This morning, Marty Lederman and I have posted a detailed analysis of Monday’s en banc D.C. Circuit decision in al Bahlul—and what it portends for the future of military commissions, especially with respect to offenses not recognized as international war crimes. As Marty and I conclude, “Monday’s decision . . . underscores the serious constitutional objections that the commissions would have to overcome if they were to be used to prosecute domestic law offenses.”
Readers may see in such a conclusion (and in our post, more generally) a fair amount of tension with Jack’s “longer view” of al Bahlul from yesterday, and with today’s analysis by Peter Margulies with respect to Congress’s power to “define” international law. Jack, for example, sees Monday’s decision in al Bahlul as “a step in the direction of judicial acceptance of the basic legitimacy of commissions.” And Peter concludes that, “When there are colorable arguments for Congress’s approach to military commission jurisdiction, judicial deference is the wisest course,” suggesting that, on remand, the original three-judge panel should reject al Bahlul’s claim that Congress lacks the Article I power to subject non-LOW offenses to trial by military commission because Congress is free to define what the LOW is. (An argument the government does not even make.)
At the risk of oversimplifying a complex series of legal issues, the real daylight between our post, on the one hand, and Jack’s and Peter’s readings of al Bahlul, on the other, appears to be the Article III issue that Marty and I emphasized, but that Jack’s and Peter’s posts ignore. Simply put, the Supreme Court has recognized carefully circumscribed exceptions to Article III, including one for military trials of servicemembers and one for international war crimes committed by enemy belligerents. But the Court has never recognized an analogous exception for non-international war crimes committed by enemy belligerents, and, as I’ve previously written at some length, there are a number of good reasons why such an exception would be ill-conceived (to say nothing of the Court’s recent admonition that all such exceptions ought to be narrowly construed).

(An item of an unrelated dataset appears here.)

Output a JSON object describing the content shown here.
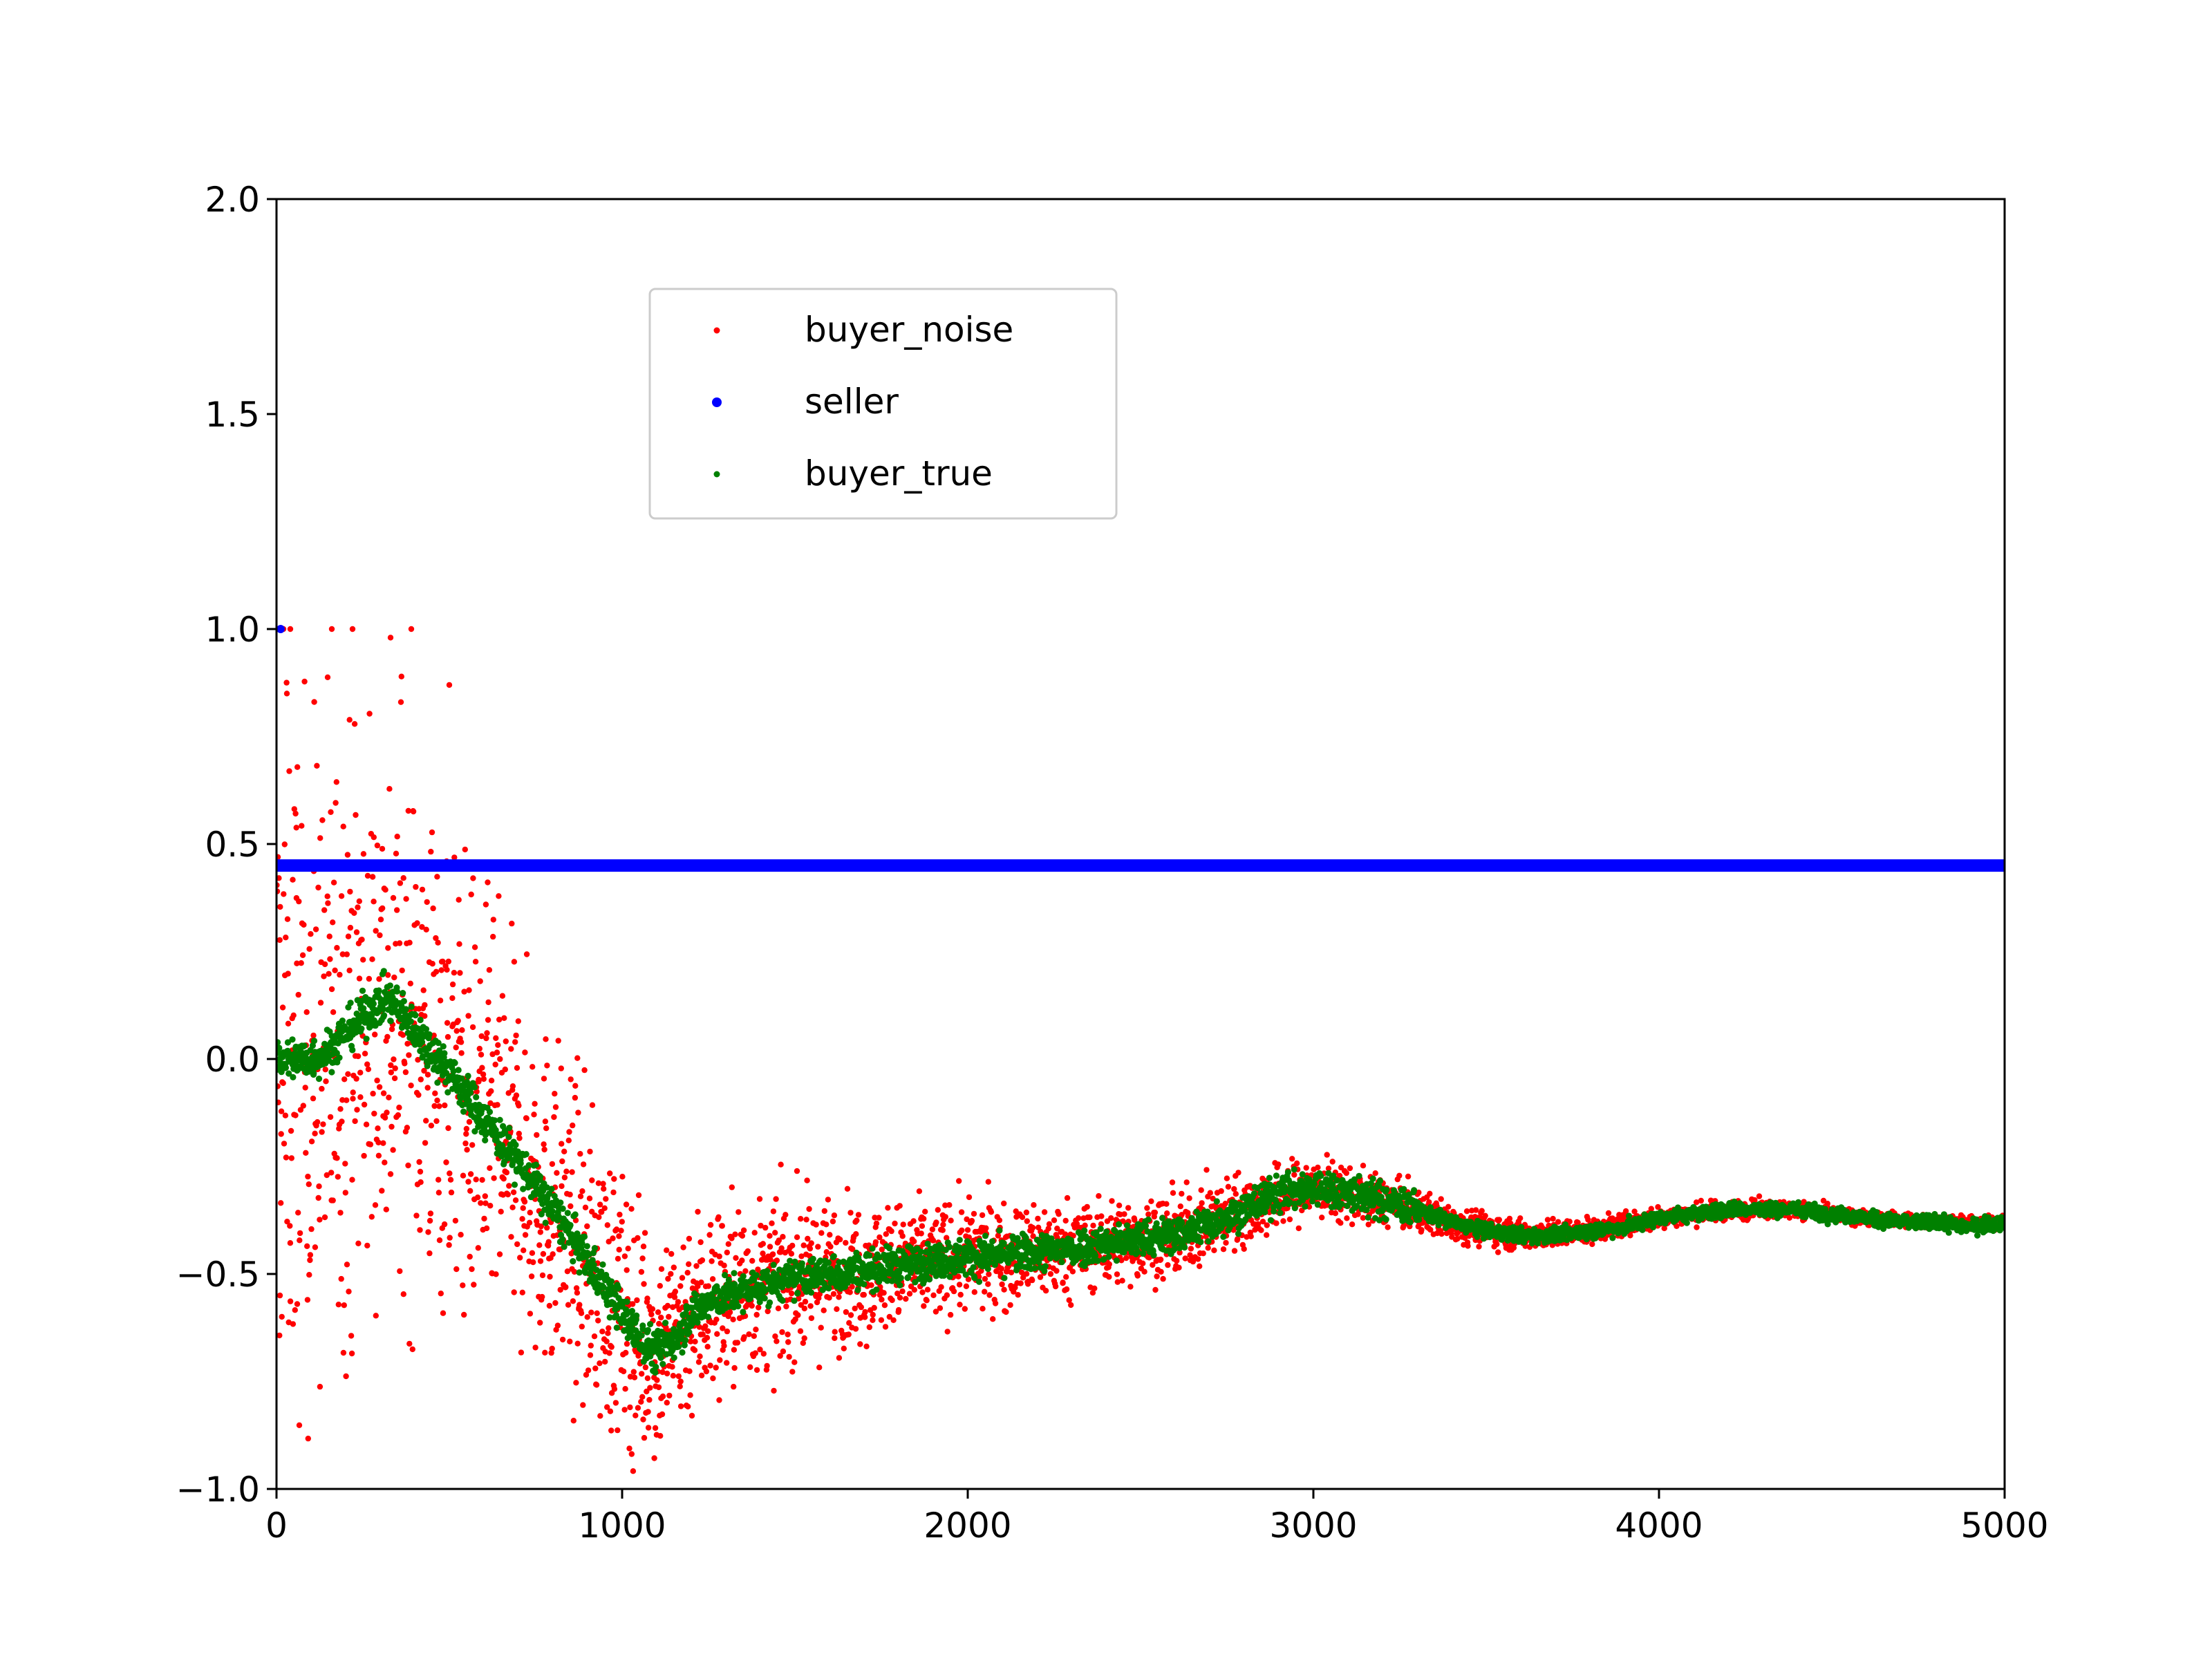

Of course, the D.C. Circuit (or the Supreme Court) may yet disagree, and eventually recognize an exception to Article III for offenses against the “U.S. common law of war.” But only one of the seven judges in al Bahlul (Judge Kavanaugh) even addressed the Article III issue, and his analysis, as Marty and I explained, was problematic, at best—and did not address any of the countervailing arguments made in the amicus brief that I helped to file on the subject.
But whatever the ultimate merits of the Article III question, the critical point for present purposes is that Monday’s decision brought that issue to the forefront, and it will now presumably be one of the central challenges al Bahlul raises before the original three-judge panel. (And, as Marty and I explained, there won’t be any argument for “plain error” review on this issue, since it unquestionably goes to the constitutional jurisdiction of the commission—a challenge that cannot be forfeited.)
What that means, in practice, is that Jack’s suggestion that al Bahlul is a “step in the direction of judicial acceptance of the basic legitimacy of commissions” is premature, at best; and Peter’s focus on the Article I question—whether Congress has the power to proscribe violations of the “U.S. common law of war” in general—utterly misses the Article III elephant in the room, since the answer may very well differ as between Congress’s power to make such offenses triable in civilian versus military courts.
At least for the power of U.S. military commissions to try non-international war crimes, then, all is still to play for—and, as Marty and I concluded in our post, there’s no reason to think that Monday’s decision in al Bahlul will make the government’s case any easier going forward.